Review by Jamie McNeil
Spoilers in review
“When will you stop harassing me, Orion?”
“When you stop being in places where I have need of you, my dear.”
In the snow-covered city of Stockholm, Suzan is in her capacity as aide to adoptive father James Fitzroy. Fitzroy is acting-ambassador to Sweden and representing the USA at the presentation of the Nobel Awards. Wandering the streets Suzan has a chance encounter with Nicolas Rubiev, a handsome Russian journalist there to cover the ceremony. Romance blossoms, but it isn’t long before Orion and Anton arrive to break love’s spell, a possible terrorist plot to disrupt the Nobel Awards dragging Lady S back into a world of intrigue she wants no part of.
As was the case in the opening Here’s to Suzie, it’s the machinations of European politics plus the real world elements of love, regret, and betrayal that make Lady S work. All the stock in trades of a captivating espionage thriller are here, Van Hamme never forgetting that it’s the human element that can disrupt plans and complicate situations. Latitude 59 Degrees North has a story typical of its time, paranoia about the Russian Mob and Pakistan’s alleged involvement in criminal and extremist activities a regular feature in news. Suzan’s first experience of falling in love is similarly clichéd. “I’d rather stay here in the scent and the warmth of your pleasure” is a nifty turn of phrase, except it would likely work better in French and comes over sounding corny in English. Again, what works is that you feel Suzan’s pain and frustration, the human emotions blending into the character narratives to make them believable.

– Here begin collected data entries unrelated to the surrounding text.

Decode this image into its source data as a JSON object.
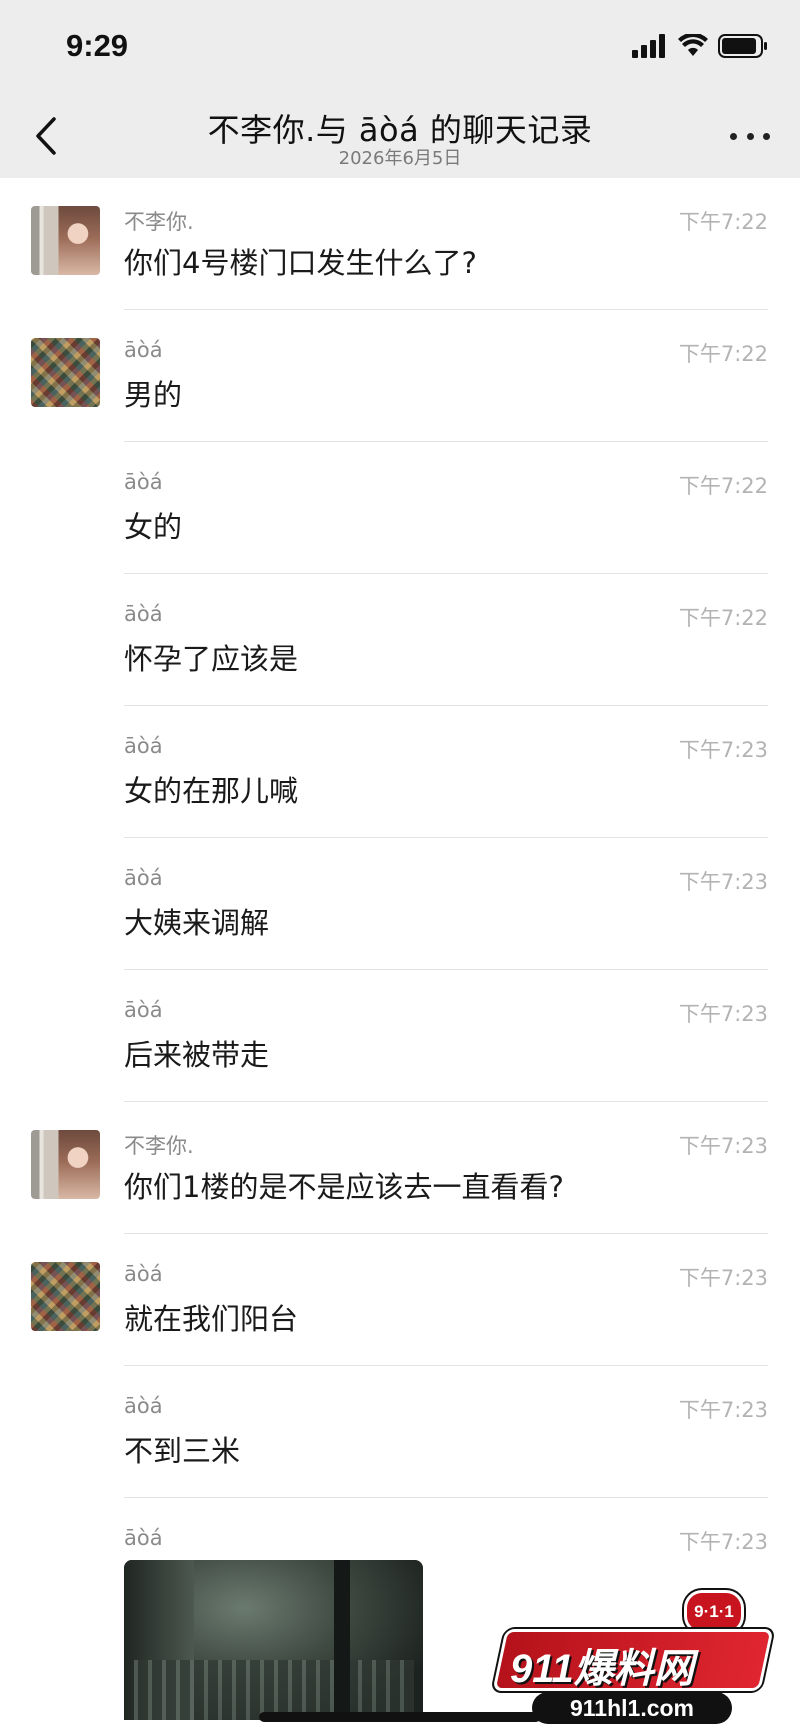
{
  "status": {
    "time": "9:29"
  },
  "nav": {
    "title": "不李你.与 āòá 的聊天记录",
    "subtitle": "2026年6月5日"
  },
  "messages": [
    {
      "sender": "不李你.",
      "time": "下午7:22",
      "text": "你们4号楼门口发生什么了?",
      "avatar": "girl-photo-avatar"
    },
    {
      "sender": "āòá",
      "time": "下午7:22",
      "text": "男的",
      "avatar": "collage-avatar"
    },
    {
      "sender": "āòá",
      "time": "下午7:22",
      "text": "女的"
    },
    {
      "sender": "āòá",
      "time": "下午7:22",
      "text": "怀孕了应该是"
    },
    {
      "sender": "āòá",
      "time": "下午7:23",
      "text": "女的在那儿喊"
    },
    {
      "sender": "āòá",
      "time": "下午7:23",
      "text": "大姨来调解"
    },
    {
      "sender": "āòá",
      "time": "下午7:23",
      "text": "后来被带走"
    },
    {
      "sender": "不李你.",
      "time": "下午7:23",
      "text": "你们1楼的是不是应该去一直看看?",
      "avatar": "girl-photo-avatar"
    },
    {
      "sender": "āòá",
      "time": "下午7:23",
      "text": "就在我们阳台",
      "avatar": "collage-avatar"
    },
    {
      "sender": "āòá",
      "time": "下午7:23",
      "text": "不到三米"
    }
  ],
  "image_message": {
    "sender": "āòá",
    "time": "下午7:23"
  },
  "watermark": {
    "badge": "9·1·1",
    "main": "911爆料网",
    "url": "911hl1.com"
  }
}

The wintry environs of Stockholm and the Swedish countryside as depicted by Philippe Aymond are breathtakingly beautiful, full of intricate detail. Landscapes are stark, the scenic city streets icy. Faces and subtle body language relays the passion or tension of the players involved. Gun battles and chase scenes are not extended Hollywood affairs, sound effects just sharp enough to convince but not too big to overpower the frame. It just goes to show that big isn’t always better. The clichés do jar, but it is still highly entertaining and very enjoyable.
The following Game of Fools exchanges the freezing scenarios of Scandinavia for the sun-drenched Cote D’Azur, the intrigue as captivating as the warmer climate.